After falling down a manhole, Joe's spirit escapes the "Great Beyond" and accidently falls back to Earth in a cat's body.
Like many modern children's movies, Soul is a family-friendly film that doesn't treat its audience like idiots. Instead, it takes us on a trippy experience to both the afterlife—and the before-life—to explore deeper aspects of humanity, desire, and music.
Related: The Best Pixar Movie Songs Ever
2. La La Land (2016)
When Seb Wilder (Ryan Gosling) tells Mia (Emma Stone) about his love for jazz, she immediately laughs at him. And, let's face it, most people would do the same. Scatty, incoherent dinner party music? No thanks!
But with the way Seb's eyes light up at his record collection, and the way his mouth runs with excitement in The Jazz Club, it all connects us to the fiery passion he feels for his music.
"Jazz was born in a little flophouse in New Orleans," he explains to Mia, who's still not convinced on the elevator music. However, in the city of dreamers, anything is possible—and she eventually comes to support Seb's goal of opening his own club.
Of course, she has her own acting aspirations that make La La Land a tale of love lost. Even though they don't end up together, Damien Chazelle's main point is made: if something lights your soul on fire, chase it.
1. Whiplash (2014)
Whiplash is a bit different from the rest of the movies on this list. There are no starry-eyed lovers against an LA cityscape, no heroin-addicted saxophonists fighting withdrawal in hotel rooms.
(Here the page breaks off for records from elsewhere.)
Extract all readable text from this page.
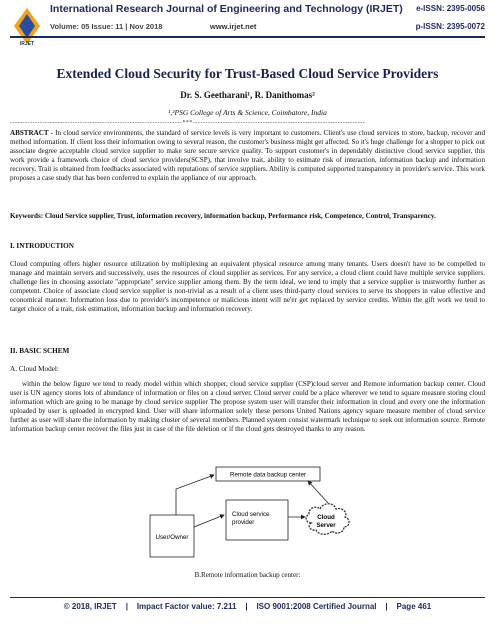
IRJET
International Research Journal of Engineering and Technology (IRJET)
Volume: 05 Issue: 11 | Nov 2018	www.irjet.net
e-ISSN: 2395-0056
p-ISSN: 2395-0072
Extended Cloud Security for Trust-Based Cloud Service Providers
Dr. S. Geetharani¹, R. Danithomas²
¹,²PSG College of Arts & Science, Coimbatore, India
---------------------------------------------------------------------***---------------------------------------------------------------------
ABSTRACT - In cloud service environments, the standard of service levels is very important to customers. Client's use cloud services to store, backup, recover and method information. If client loss their information owing to several reason, the customer's business might get affected. So it's huge challenge for a shopper to pick out associate degree acceptable cloud service supplier to make sure secure service quality. To support customer's in dependably distinctive cloud service supplier, this work provide a framework choice of cloud service providers(SCSP), that involve trait, ability to estimate risk of interaction, information backup and information recovery. Trait is obtained from feedbacks associated with reputations of service suppliers. Ability is computed supported transparency in provider's service. This work proposes a case study that has been conferred to explain the appliance of our approach.
Keywords: Cloud Service supplier, Trust, information recovery, information backup, Performance risk, Competence, Control, Transparency.
I. INTRODUCTION
Cloud computing offers higher resource utilization by multiplexing an equivalent physical resource among many tenants. Users doesn't have to be compelled to manage and maintain servers and successively, uses the resources of cloud supplier as services. For any service, a cloud client could have multiple service suppliers. challenge lies in choosing associate "appropriate" service supplier among them. By the term ideal, we tend to imply that a service supplier is trustworthy further as competent. Choice of associate cloud service supplier is non-trivial as a result of a client uses third-party cloud services to serve its shoppers in value effective and economical manner. Information loss due to provider's incompetence or malicious intent will ne'er get replaced by service credits. Within the gift work we tend to target choice of a trait, risk estimation, information backup and information recovery.
II. BASIC SCHEM
A. Cloud Model:
within the below figure we tend to ready model within which shopper, cloud service supplier (CSP)cloud server and Remote information backup center. Cloud user is UN agency stores lots of abundance of information or files on a cloud server. Cloud server could be a place wherever we tend to square measure storing cloud information which are going to be manage by cloud service supplier The propose system user will transfer their information in cloud and every one the information uploaded by user is uploaded in encrypted kind. User will share information solely these persons United Nations agency square measure member of cloud service further as user will share the information by making cluster of several members. Planned system consist watermark technique to seek out information source. Remote information backup center recover the files just in case of the file deletion or if the cloud gets destroyed thanks to any reason.
Remote data backup center
Cloud service
provider
User/Owner
Cloud
Server
B.Remote information backup center:
© 2018, IRJET    |    Impact Factor value: 7.211    |    ISO 9001:2008 Certified Journal    |    Page 461
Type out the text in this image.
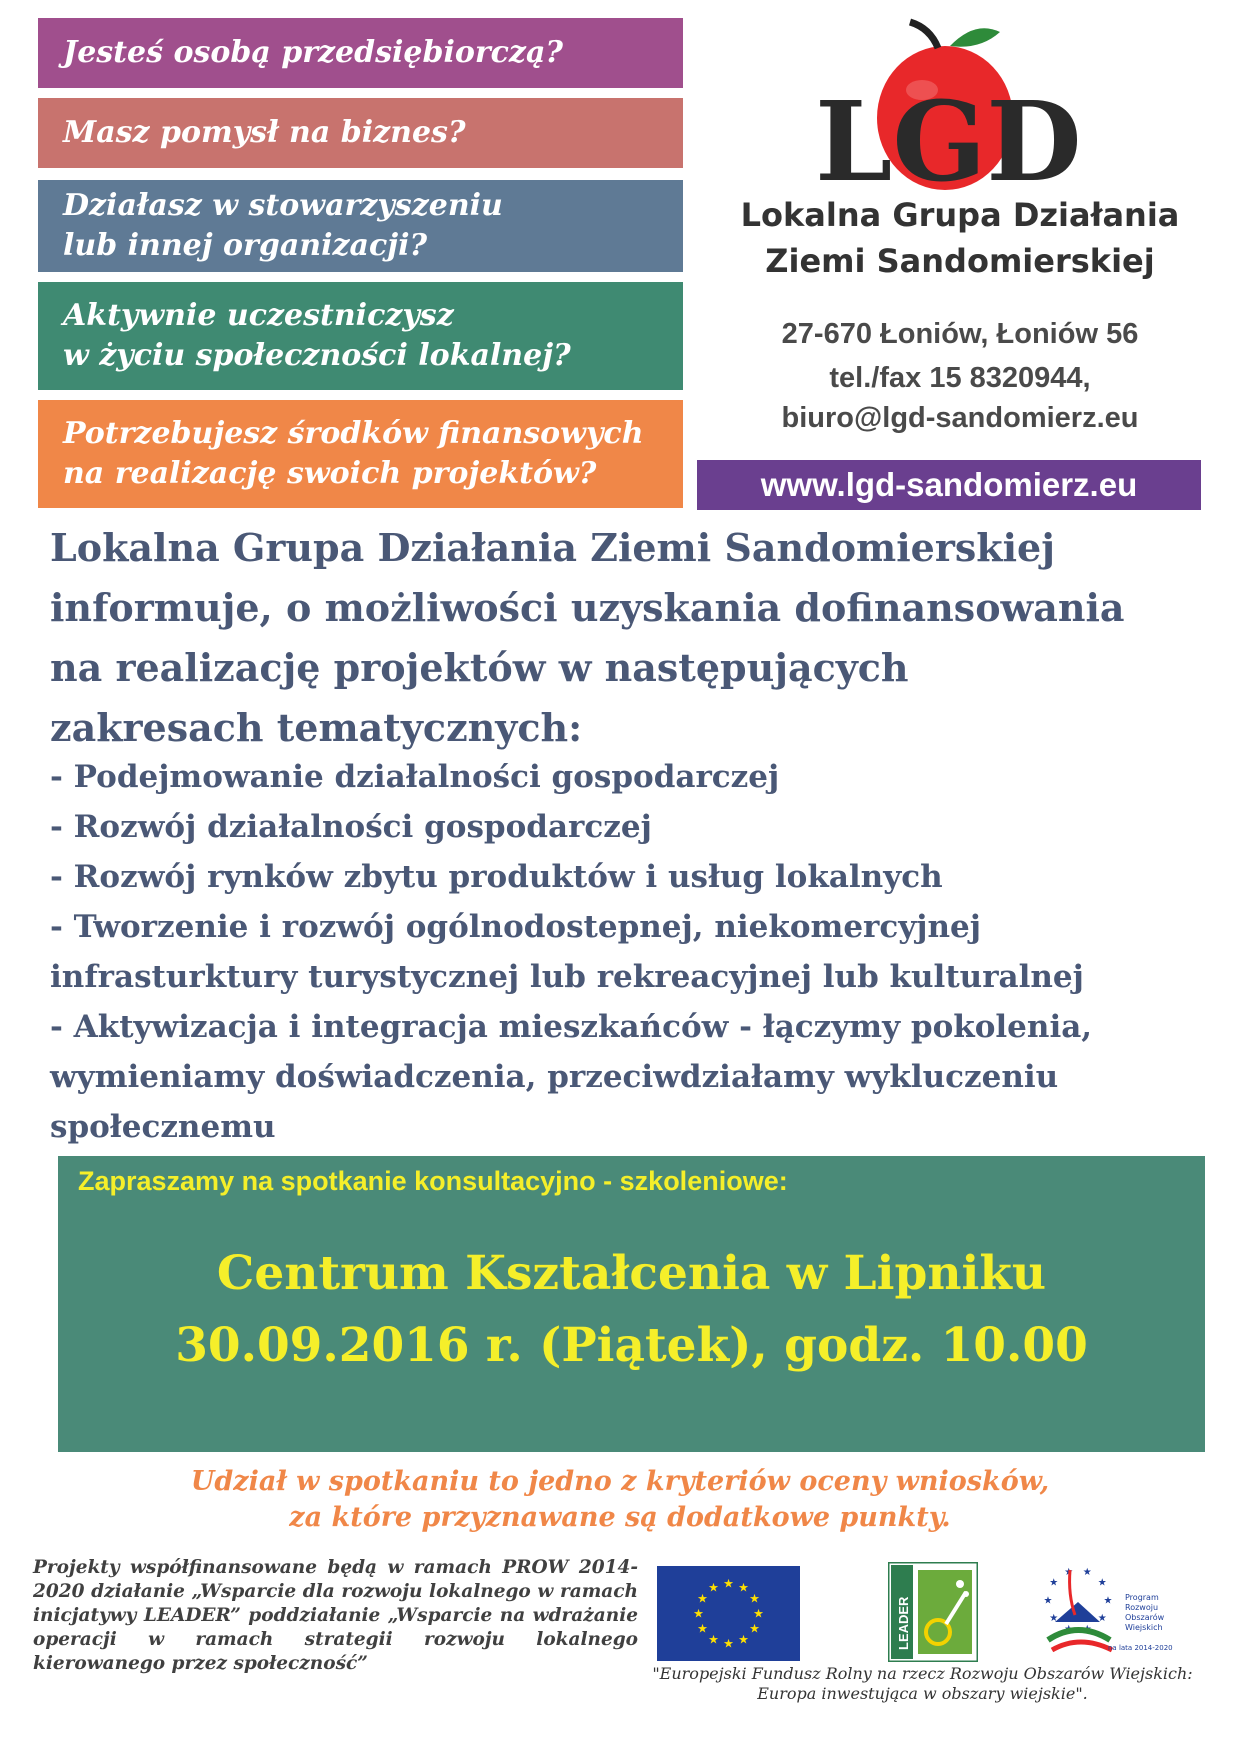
Jesteś osobą przedsiębiorczą?
Masz pomysł na biznes?
Działasz w stowarzyszeniu
lub innej organizacji?
Aktywnie uczestniczysz
w życiu społeczności lokalnej?
Potrzebujesz środków finansowych
na realizację swoich projektów?
LGD
Lokalna Grupa Działania
Ziemi Sandomierskiej
27-670 Łoniów, Łoniów 56
tel./fax 15 8320944,
biuro@lgd-sandomierz.eu
www.lgd-sandomierz.eu
Lokalna Grupa Działania Ziemi Sandomierskiej
informuje, o możliwości uzyskania dofinansowania
na realizację projektów w następujących
zakresach tematycznych:
- Podejmowanie działalności gospodarczej
- Rozwój działalności gospodarczej
- Rozwój rynków zbytu produktów i usług lokalnych
- Tworzenie i rozwój ogólnodostepnej, niekomercyjnej
infrasturktury turystycznej lub rekreacyjnej lub kulturalnej
- Aktywizacja i integracja mieszkańców - łączymy pokolenia,
wymieniamy doświadczenia, przeciwdziałamy wykluczeniu
społecznemu
Zapraszamy na spotkanie konsultacyjno - szkoleniowe:
Centrum Kształcenia w Lipniku
30.09.2016 r. (Piątek), godz. 10.00
Udział w spotkaniu to jedno z kryteriów oceny wniosków,
za które przyznawane są dodatkowe punkty.
Projekty współfinansowane będą w ramach PROW 2014-2020 działanie „Wsparcie dla rozwoju lokalnego w ramach inicjatywy LEADER” poddziałanie „Wsparcie na wdrażanie operacji w ramach strategii rozwoju lokalnego kierowanego przez społeczność”
★
★
★
★
★
★
★
★
★ ★ ★
★	LEADER	★
★
★
★
★
★
★
★ ★
★
Program
Rozwoju
Obszarów
Wiejskich
na lata 2014-2020
"Europejski Fundusz Rolny na rzecz Rozwoju Obszarów Wiejskich:
Europa inwestująca w obszary wiejskie".
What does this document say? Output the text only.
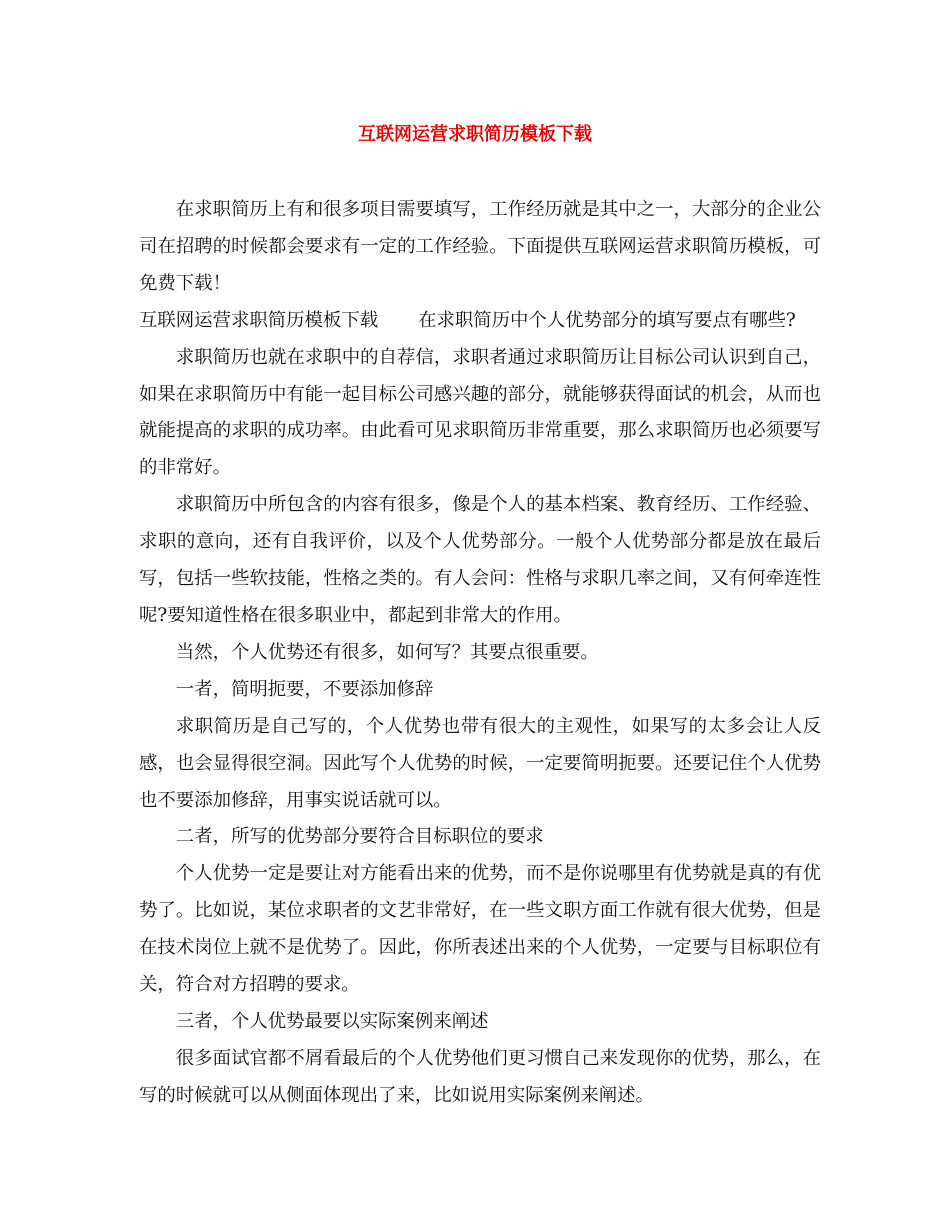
互联网运营求职简历模板下载

在求职简历上有和很多项目需要填写，工作经历就是其中之一，大部分的企业公司在招聘的时候都会要求有一定的工作经验。下面提供互联网运营求职简历模板，可免费下载！

互联网运营求职简历模板下载 在求职简历中个人优势部分的填写要点有哪些?

求职简历也就在求职中的自荐信，求职者通过求职简历让目标公司认识到自己，如果在求职简历中有能一起目标公司感兴趣的部分，就能够获得面试的机会，从而也就能提高的求职的成功率。由此看可见求职简历非常重要，那么求职简历也必须要写的非常好。

求职简历中所包含的内容有很多，像是个人的基本档案、教育经历、工作经验、求职的意向，还有自我评价，以及个人优势部分。一般个人优势部分都是放在最后写，包括一些软技能，性格之类的。有人会问：性格与求职几率之间，又有何牵连性呢?要知道性格在很多职业中，都起到非常大的作用。

当然，个人优势还有很多，如何写？其要点很重要。

一者，简明扼要，不要添加修辞

求职简历是自己写的，个人优势也带有很大的主观性，如果写的太多会让人反感，也会显得很空洞。因此写个人优势的时候，一定要简明扼要。还要记住个人优势也不要添加修辞，用事实说话就可以。

二者，所写的优势部分要符合目标职位的要求

个人优势一定是要让对方能看出来的优势，而不是你说哪里有优势就是真的有优势了。比如说，某位求职者的文艺非常好，在一些文职方面工作就有很大优势，但是在技术岗位上就不是优势了。因此，你所表述出来的个人优势，一定要与目标职位有关，符合对方招聘的要求。

三者，个人优势最要以实际案例来阐述

很多面试官都不屑看最后的个人优势他们更习惯自己来发现你的优势，那么，在写的时候就可以从侧面体现出了来，比如说用实际案例来阐述。
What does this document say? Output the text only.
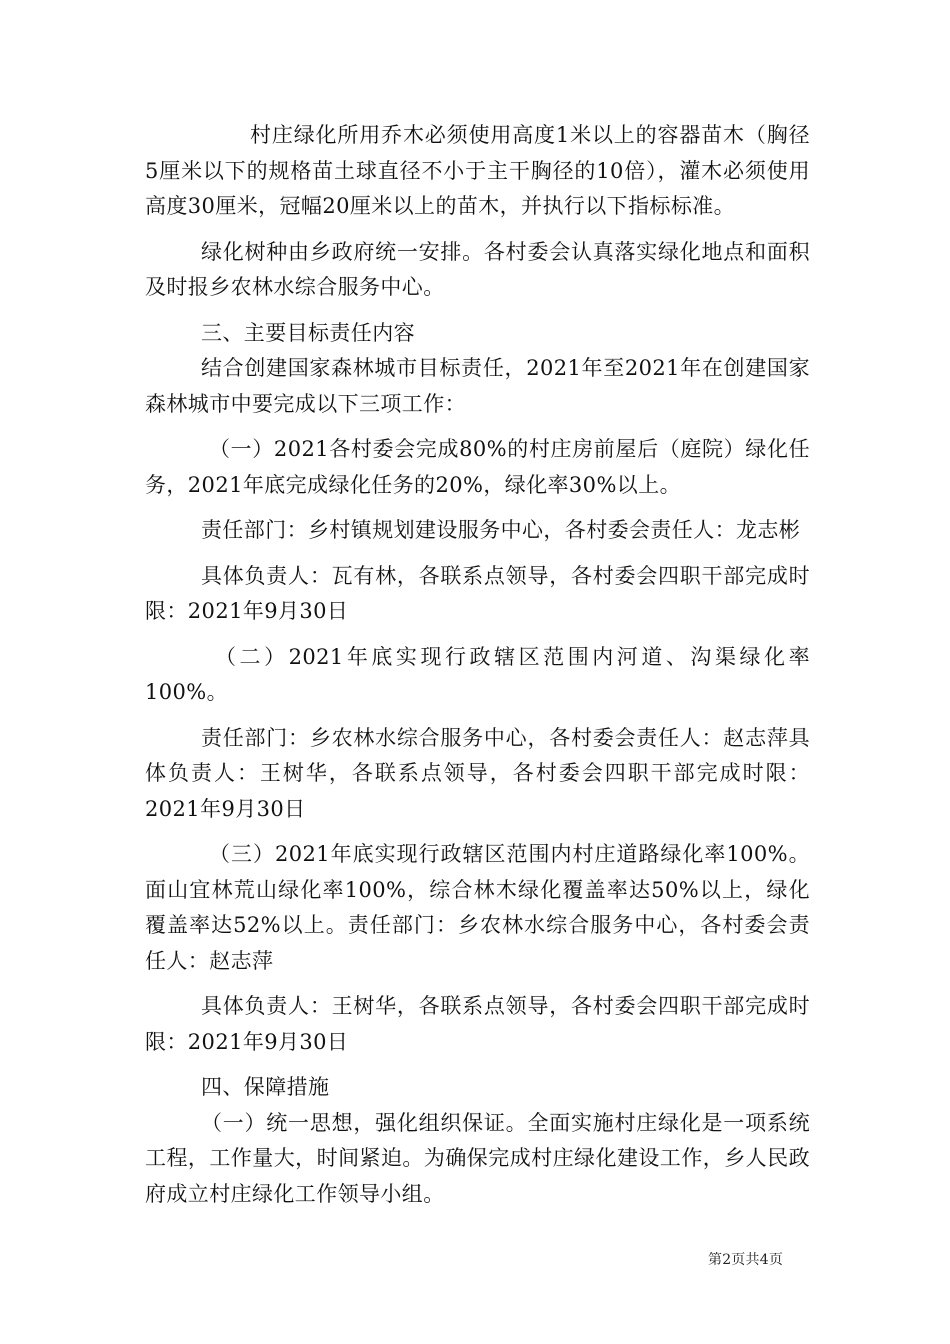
村庄绿化所用乔木必须使用高度1米以上的容器苗木（胸径5厘米以下的规格苗土球直径不小于主干胸径的10倍），灌木必须使用高度30厘米，冠幅20厘米以上的苗木，并执行以下指标标准。

绿化树种由乡政府统一安排。各村委会认真落实绿化地点和面积及时报乡农林水综合服务中心。

三、主要目标责任内容

结合创建国家森林城市目标责任，2021年至2021年在创建国家森林城市中要完成以下三项工作：

（一）2021各村委会完成80%的村庄房前屋后（庭院）绿化任务，2021年底完成绿化任务的20%，绿化率30%以上。

责任部门：乡村镇规划建设服务中心，各村委会责任人：龙志彬

具体负责人：瓦有林，各联系点领导，各村委会四职干部完成时限：2021年9月30日

（二）2021年底实现行政辖区范围内河道、沟渠绿化率100%。

责任部门：乡农林水综合服务中心，各村委会责任人：赵志萍具体负责人：王树华，各联系点领导，各村委会四职干部完成时限：2021年9月30日

（三）2021年底实现行政辖区范围内村庄道路绿化率100%。面山宜林荒山绿化率100%，综合林木绿化覆盖率达50%以上，绿化覆盖率达52%以上。责任部门：乡农林水综合服务中心，各村委会责任人：赵志萍

具体负责人：王树华，各联系点领导，各村委会四职干部完成时限：2021年9月30日

四、保障措施

（一）统一思想，强化组织保证。全面实施村庄绿化是一项系统工程，工作量大，时间紧迫。为确保完成村庄绿化建设工作，乡人民政府成立村庄绿化工作领导小组。

第2页共4页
Instead, Whiplash mainly features a classroom with a teacher screaming at his student, with a few chairs thrown around for good measure.
This is the film that takes first rank? Absolutely!
Andrew (Miles Teller) is a first-year drummer at a prestigious Julliard-like college, but that doesn't cut him any slack during rehearsals. After just a week in Fletcher's class (J. K. Simmons), Andrew's hands are raw and bloody from non-stop practice.
He takes the term blood, sweat, and tears quite literally as he chases the legacy of his drumming idol Buddy Rich.
Whiplash is an award-winning examination of the psychology of a virtuoso who pushes himself to his limits under his mentor's abuse.